Some possible language for the appraiser’s information sheet to the borrower is:


I have been hired to appraise your property for the lender. Even though you may pay an appraisal fee or later receive a copy, the appraisal report that I will prepare is for the lender’s use only. You should not use or rely on my appraisal for your own purposes. If you require an appraisal for your own use or are concerned about your property’s value or any conditions which may affect your property, you may engage an independent appraiser of your own choosing. The Appraisal Institute, the National Association of Independent Fee Appraisers, and the American Society of Appraisers [other resources can be named] are professional appraiser organizations and have on-line resources to help find an independent appraiser in this area. Because of my duties under the Uniform Standards of Professional Appraisal Practice and other regulations and guidelines, I cannot speak with you about the results of my appraisal assignment. If you later have any questions or comments regarding my appraisal you should contact the lender. Thank you.
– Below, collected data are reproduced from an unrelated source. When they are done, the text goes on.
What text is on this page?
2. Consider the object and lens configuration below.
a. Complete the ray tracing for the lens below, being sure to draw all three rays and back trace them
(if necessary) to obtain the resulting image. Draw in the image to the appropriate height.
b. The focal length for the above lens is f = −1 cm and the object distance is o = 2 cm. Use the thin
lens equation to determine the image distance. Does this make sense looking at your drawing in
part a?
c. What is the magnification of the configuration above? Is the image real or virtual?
The appraiser can adjust or tailor this language to fit the appraiser’s own practice. If language like this is used in an appraisal information sheet, the appraiser should try to be consistent in following that practice with every refinance appraisal and keep a copy in the work file with a notation that the appraiser delivered it at the time of the appraisal. An even stronger approach might be to include the language in a short questionnaire filled out by the borrower with a few “easy” questions like “has the property been listed for sale in the last 12 months” or “have any additions been made to the property without building permits?” The advantage to this approach is that the appraiser will then have a document signed by the borrower indicating the borrower’s receipt and also have another source of backup in his or her file (though the borrower’s responses should not be relied on exclusively). In the near future, we may have a proposed questionnaire.
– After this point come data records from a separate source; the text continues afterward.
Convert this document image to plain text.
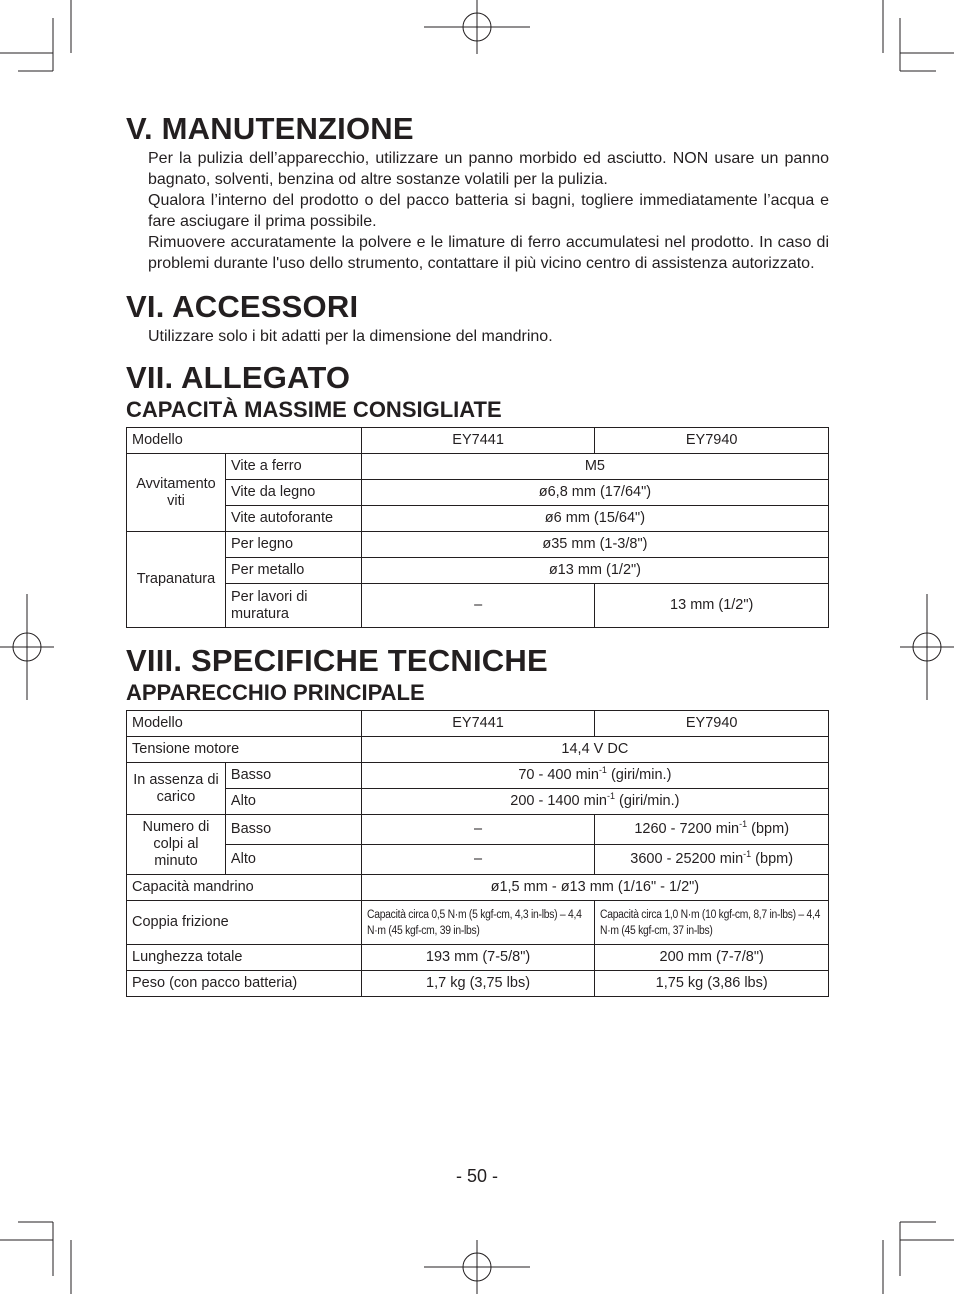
V. MANUTENZIONE

Per la pulizia dell’apparecchio, utilizzare un panno morbido ed asciutto. NON usare un panno bagnato, solventi, benzina od altre sostanze volatili per la pulizia.

Qualora l’interno del prodotto o del pacco batteria si bagni, togliere immediatamente l’acqua e fare asciugare il prima possibile.

Rimuovere accuratamente la polvere e le limature di ferro accumulatesi nel prodotto. In caso di problemi durante l'uso dello strumento, contattare il più vicino centro di assistenza autorizzato.

VI. ACCESSORI

Utilizzare solo i bit adatti per la dimensione del mandrino.

VII. ALLEGATO
CAPACITÀ MASSIME CONSIGLIATE
Modello		EY7441	EY7940
Avvitamento viti	Vite a ferro	M5	
	Vite da legno	ø6,8 mm (17/64")	
	Vite autoforante	ø6 mm (15/64")	
Trapanatura	Per legno	ø35 mm (1-3/8")	
	Per metallo	ø13 mm (1/2")	
	Per lavori di muratura	–	13 mm (1/2")
VIII. SPECIFICHE TECNICHE
APPARECCHIO PRINCIPALE
Modello		EY7441	EY7940
Tensione motore		14,4 V DC	
In assenza di carico	Basso	70 - 400 $\min^{-1}$ (giri/min.)	
	Alto	200 - 1400 $\min^{-1}$ (giri/min.)	
Numero di colpi al minuto	Basso	–	1260 - 7200 $\min^{-1} (bpm)$
	Alto	–	3600 - 25200 $\min^{-1} (bpm)$
Capacità mandrino		ø1,5 mm - ø13 mm (1/16" - 1/2")	
Coppia frizione		Capacità circa 0,5 N·m (5 kgf-cm, 4,3 in-lbs) – 4,4 N·m (45 kgf-cm, 39 in-lbs)	Capacità circa 1,0 N·m (10 kgf-cm, 8,7 in-lbs) – 4,4 N·m (45 kgf-cm, 37 in-lbs)
Lunghezza totale		193 mm (7-5/8")	200 mm (7-7/8")
Peso (con pacco batteria)		1,7 kg (3,75 lbs)	1,75 kg (3,86 lbs)
- 50 -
Purchase Loan Appraisals. The challenges are greater in developing a similar approach with appraisals for purchase loans. Here, the appraiser typically does not meet the borrower and I do not suggest that the appraiser separately send or make contact with the borrower. To do so only invites misunderstanding and miscommunication. Thus, the appraiser is limited to language contained in the report itself (including addenda) and to any extra attachments. Finally, the appraiser is challenged by the fact that AMCs or lenders may oppose the appraiser’s attempt to include non-standard language or extra attachments.
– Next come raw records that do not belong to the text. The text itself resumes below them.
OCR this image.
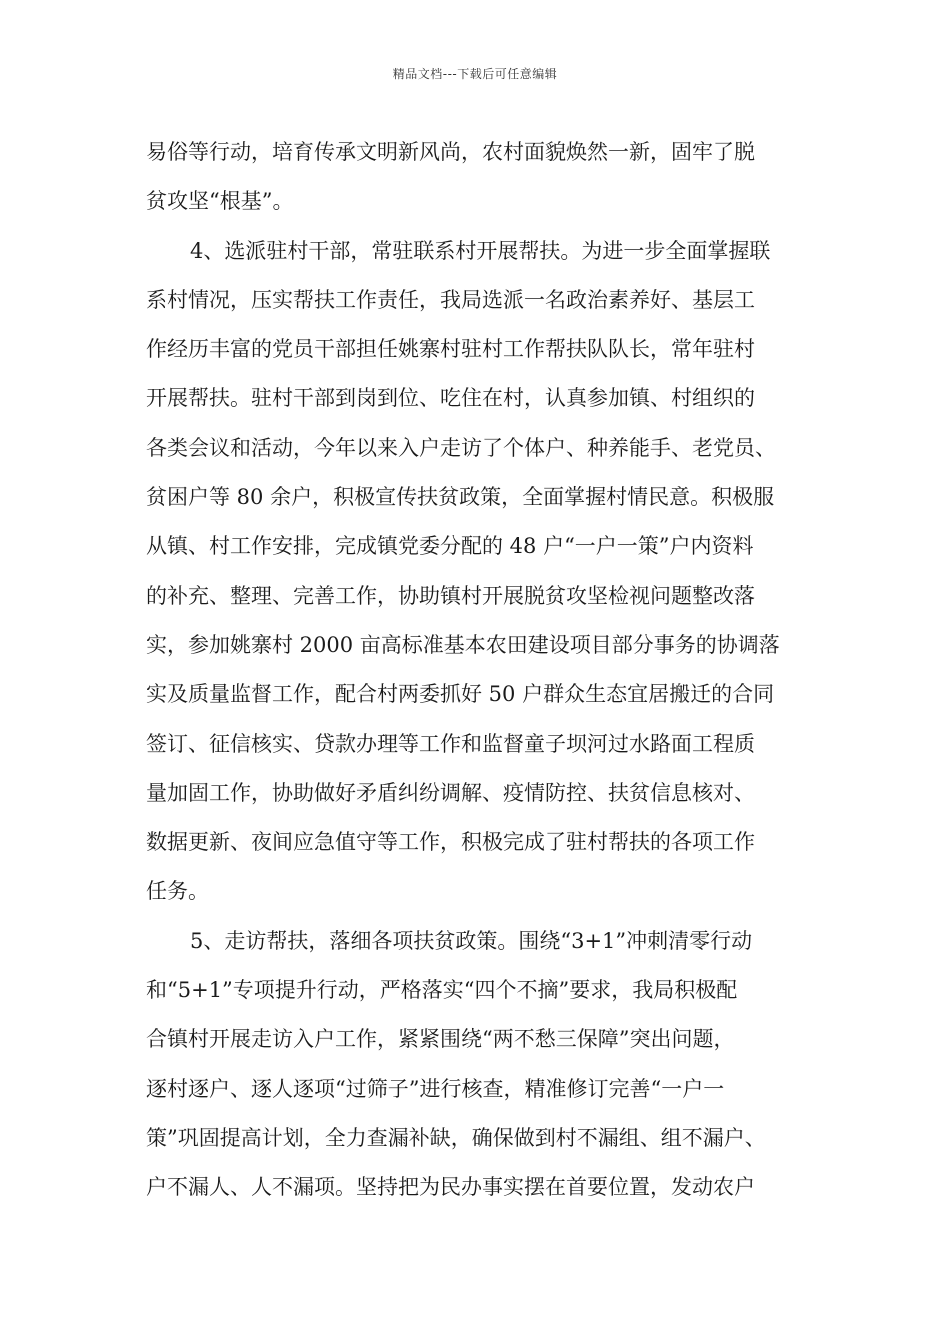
精品文档---下载后可任意编辑
易俗等行动，培育传承文明新风尚，农村面貌焕然一新，固牢了脱
贫攻坚“根基”。
4、选派驻村干部，常驻联系村开展帮扶。为进一步全面掌握联
系村情况，压实帮扶工作责任，我局选派一名政治素养好、基层工
作经历丰富的党员干部担任姚寨村驻村工作帮扶队队长，常年驻村
开展帮扶。驻村干部到岗到位、吃住在村，认真参加镇、村组织的
各类会议和活动，今年以来入户走访了个体户、种养能手、老党员、
贫困户等 80 余户，积极宣传扶贫政策，全面掌握村情民意。积极服
从镇、村工作安排，完成镇党委分配的 48 户“一户一策”户内资料
的补充、整理、完善工作，协助镇村开展脱贫攻坚检视问题整改落
实，参加姚寨村 2000 亩高标准基本农田建设项目部分事务的协调落
实及质量监督工作，配合村两委抓好 50 户群众生态宜居搬迁的合同
签订、征信核实、贷款办理等工作和监督童子坝河过水路面工程质
量加固工作，协助做好矛盾纠纷调解、疫情防控、扶贫信息核对、
数据更新、夜间应急值守等工作，积极完成了驻村帮扶的各项工作
任务。
5、走访帮扶，落细各项扶贫政策。围绕“3+1”冲刺清零行动
和“5+1”专项提升行动，严格落实“四个不摘”要求，我局积极配
合镇村开展走访入户工作，紧紧围绕“两不愁三保障”突出问题，
逐村逐户、逐人逐项“过筛子”进行核查，精准修订完善“一户一
策”巩固提高计划，全力查漏补缺，确保做到村不漏组、组不漏户、
户不漏人、人不漏项。坚持把为民办事实摆在首要位置，发动农户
I do not suggest that the language of the above advisory be incorporated into the report itself or into any formal addendum that is part of the appraisal report. Fannie Mae and certain lenders would likely object to this. Instead, I suggest that appraisers seek to include similar language as a separate attachment to the appraisal report in the same way that an appraiser may attach his or her license or resume. It may be entitled “Appraisal Information for Borrower” and printed on plain paper and attached at the end. Some lenders and AMCs may object and ask the appraiser to remove it – the appraiser can adjust his or her practices in view of such business realities and try to keep the page in reports for other clients. A few lenders and AMCs may even remove it from the report themselves, but that will not decrease its effectiveness entirely. If the appraiser has a record in the work file of transmitting it with his or her report, that information will be strong evidence that the appraiser had no intention or expectation that the borrower would rely on his or her report.